THE BIGGER they come the harder they fall, and after Wednesday’s double Champions League knockout blow, the destiny of the Premier League title could well be determined by which Manchester heavyweight is able to rise from the canvas first.
While United, the seasoned, battle-scarred campaigners are famed for their powers of recovery, City represent the brash pretenders to the crown who will no doubt face accusations of possessing a glass jaw should they lose at Stamford Bridge on Monday.
Despite history telling us otherwise, the seismic shock of demotion to the Europa League, not to mention adjusting to the demands of potentially switching to a Thursday-Sunday playing schedule, is likely provide a sterner test of United’s metal.

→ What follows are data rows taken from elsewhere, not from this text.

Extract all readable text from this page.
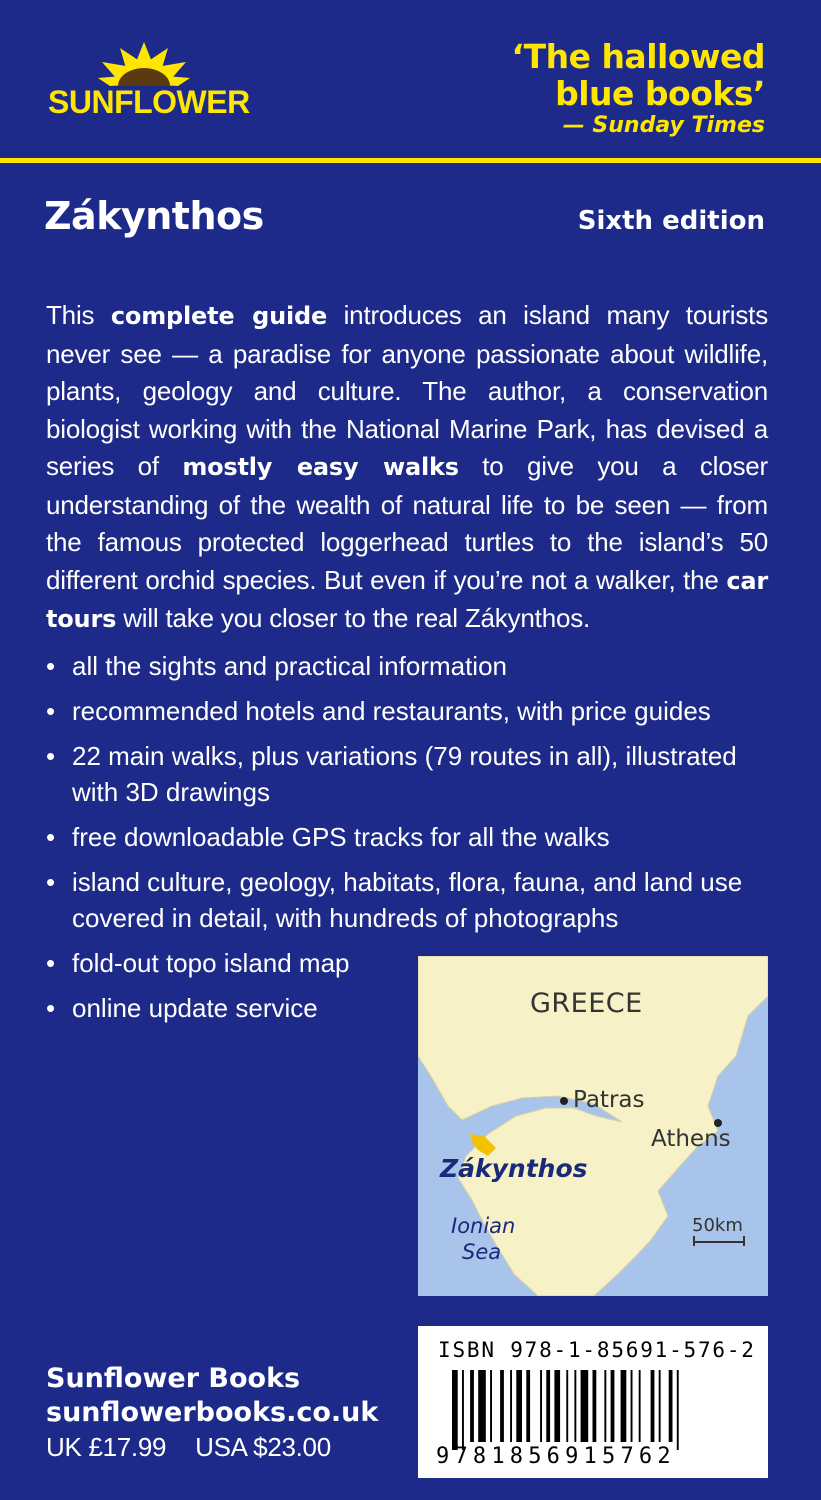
SUNFLOWER
‘The hallowed
blue books’
— Sunday Times
Zákynthos	Sixth edition
This complete guide introduces an island many tourists never see — a paradise for anyone passionate about wildlife, plants, geology and culture. The author, a conservation biologist working with the National Marine Park, has devised a series of mostly easy walks to give you a closer understanding of the wealth of natural life to be seen — from the famous protected loggerhead turtles to the island’s 50 different orchid species. But even if you’re not a walker, the car tours will take you closer to the real Zákynthos.
• all the sights and practical information
• recommended hotels and restaurants, with price guides
• 22 main walks, plus variations (79 routes in all), illustrated with 3D drawings
• free downloadable GPS tracks for all the walks
• island culture, geology, habitats, flora, fauna, and land use covered in detail, with hundreds of photographs
• fold-out topo island map
• online update service	GREECE
Patras
Athens
Zákynthos
Ionian
Sea
50km
Sunflower Books
sunflowerbooks.co.uk
UK £17.99 USA $23.00
ISBN 978-1-85691-576-2
9781856915762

Sir Alex Ferguson was quick to point out that his club has often used disappointment as a tool for motivation in the past, but the schooling his side received at Old Trafford at the hands of City in October has failed to trigger the sort of reaction usually associated with United.
Results, domestically at least, may suggest otherwise, but since that 6-1 derby reversal, United have retreated into their shell and have survived on instinct.

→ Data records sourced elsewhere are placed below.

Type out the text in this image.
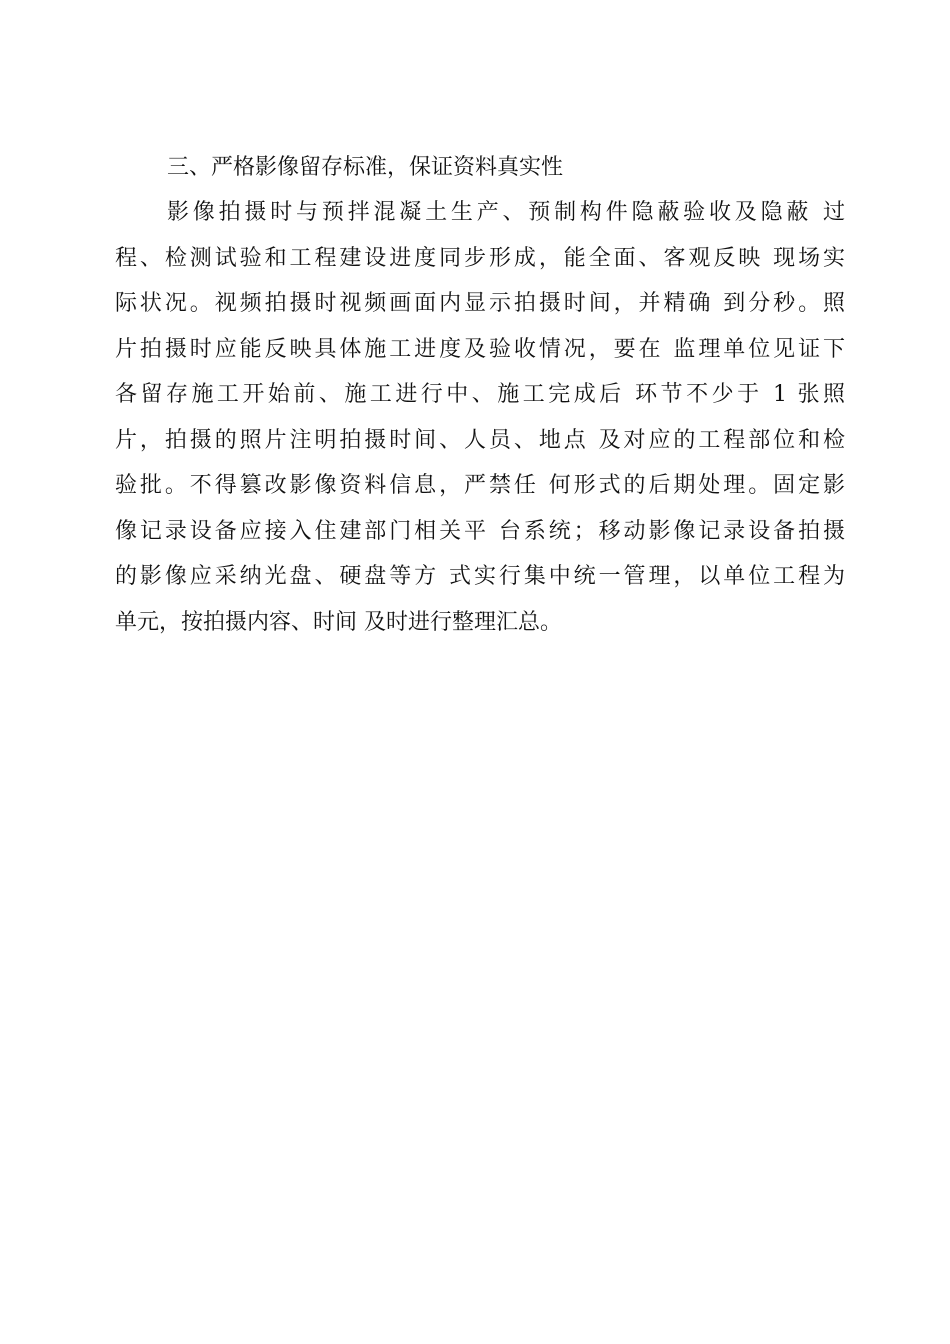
三、严格影像留存标准，保证资料真实性
影像拍摄时与预拌混凝土生产、预制构件隐蔽验收及隐蔽 过
程、检测试验和工程建设进度同步形成，能全面、客观反映 现场实
际状况。视频拍摄时视频画面内显示拍摄时间，并精确 到分秒。照
片拍摄时应能反映具体施工进度及验收情况，要在 监理单位见证下
各留存施工开始前、施工进行中、施工完成后 环节不少于 1 张照
片，拍摄的照片注明拍摄时间、人员、地点 及对应的工程部位和检
验批。不得篡改影像资料信息，严禁任 何形式的后期处理。固定影
像记录设备应接入住建部门相关平 台系统；移动影像记录设备拍摄
的影像应采纳光盘、硬盘等方 式实行集中统一管理，以单位工程为
单元，按拍摄内容、时间 及时进行整理汇总。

The swagger that accompanied their blistering start to the season has been abandoned in favour of a safety first approach that hints at an acceptance on Ferguson’s part that his squad are not capable of the sort of cavalier displays that have characterised City’s rise to the Premier League summit.
Injuries to key performers Javier Hernandez and Nemanja Vidic will weaken the champions still further, while last week’s Carling Cup quarter-final defeat against Crystal Palace confirmed youngsters such as Federico Macheda simply aren’t up to the task.
Meanwhile, although a club intent on global domination such as City will doubtless have had their pride stung by Wednesday’s events, a run in the Europa League was a fate they had seemingly been preparing themselves for ever since the defeat in Munich on matchday two.
Moreover, while United may view the competition as an inconvenience, City are likely to embrace it as an opportunity to further establish themselves on the European map.
And unlike their local rivals, a lack of strength in depth is hardly going to hinder their ambitions, particularly with the transfer window set to open in January.